An Improbable Musical


Royal & Derngate, Northampton and Improbable
Hackney Empire

An Improbable Musical

First a confession: I am a long-term fan and frequenter of the Comedy Store Players, who delight audiences every Sunday at Leicester Square with their hysterical wit and surreal flights of fancy. Three of their number are in this troupe: Josie Lawrence, Niall Ashdown and director Lee Simpson.

Improbable also has a handful of musicians led by Christopher Ash including piano and cello and a couple of puppeteers (Clarke Joseph-Edwards and Aya Nakamura). The second half of a Comedy Store Players impro show typically features a musical based on audience suggestions—usually just a title. The players then fabricate a story complete with show-stopping numbers accompanied by a keyboardist. It’s always hysterically funny. So expectations were very high.

Sadly, whilst it’s always a joy to watch Lawrence belt out deadpan show tunes with daft rhymes, this extended musical impro lacked clarity.

The Hackney Empire audience were asked for three suggestions—they came up with a swimming pool location, the phrase “hyperbolic retribution” and a sentence from a fictitious novel ("I couldn't believe what I found in the cupboard under the stairs").
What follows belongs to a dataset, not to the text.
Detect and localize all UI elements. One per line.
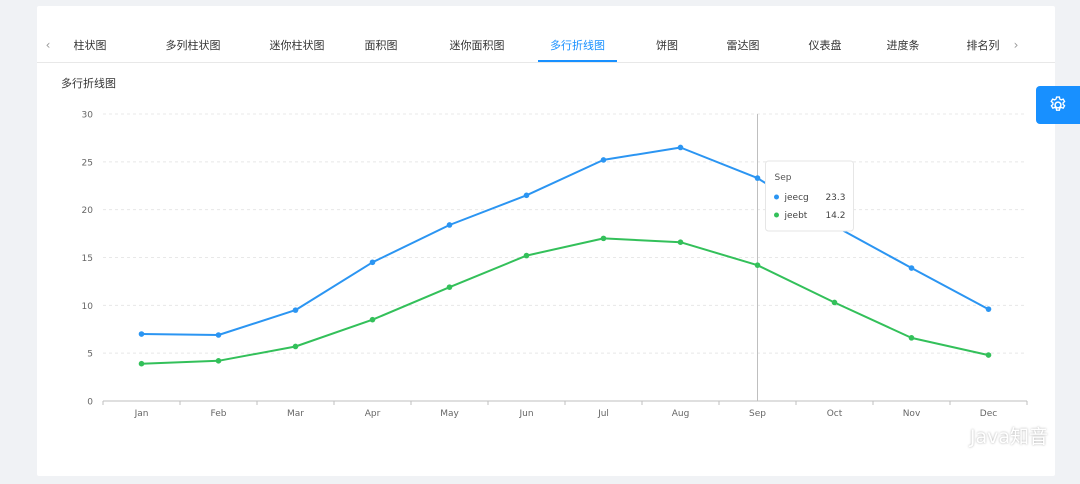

The company opened with Ashdown fatally attempting a dive into said pool. And the slightly sombre tone was set from there, with the cast making up loosely connected scenarios and songs about apparent domestic abuse, a cat killer and the revenge of his neighbours—Lawrence and Ruth Bratt clearly having great fun with their characters’ plummy tones.

Some scenes were brilliant, Simpson having fun with a horrible yuppie banker and Lawrence his long-suffering wife. But others were oddly disjointed and the characters vague. The Comedy Store Players are brutally efficient in defining genre and character and motivation right from the off, but this lacked that kind of economy and there were some strange decisions here, including an unrelated dancing sheet-puppet interlude. And when Simpson led the cast in a kind of incantation to the heavens that seemed to have nothing to do with any of the stories, patience was tested.

But it's churlish to be too critical about the uneven tone because, as Simpson admits in the programme, this is not intended to be just comedy; it is meant to straddle genres: "it is undeniably riskier and more delicate and sometimes it just doesn't work but sometimes it is sublime because we end up improvising not just theatre but new ways to create theatre". So it's dangerous and it's impressive, but—buyer beware.

It’s always a pleasure to see improvisers and singers of this quality make up silliness and the musicians and lighting designers did a great job, but perhaps this extended dramatic structure, at least on the night I saw it, was a touch too ambitious. Other nights can, and will of course, differ.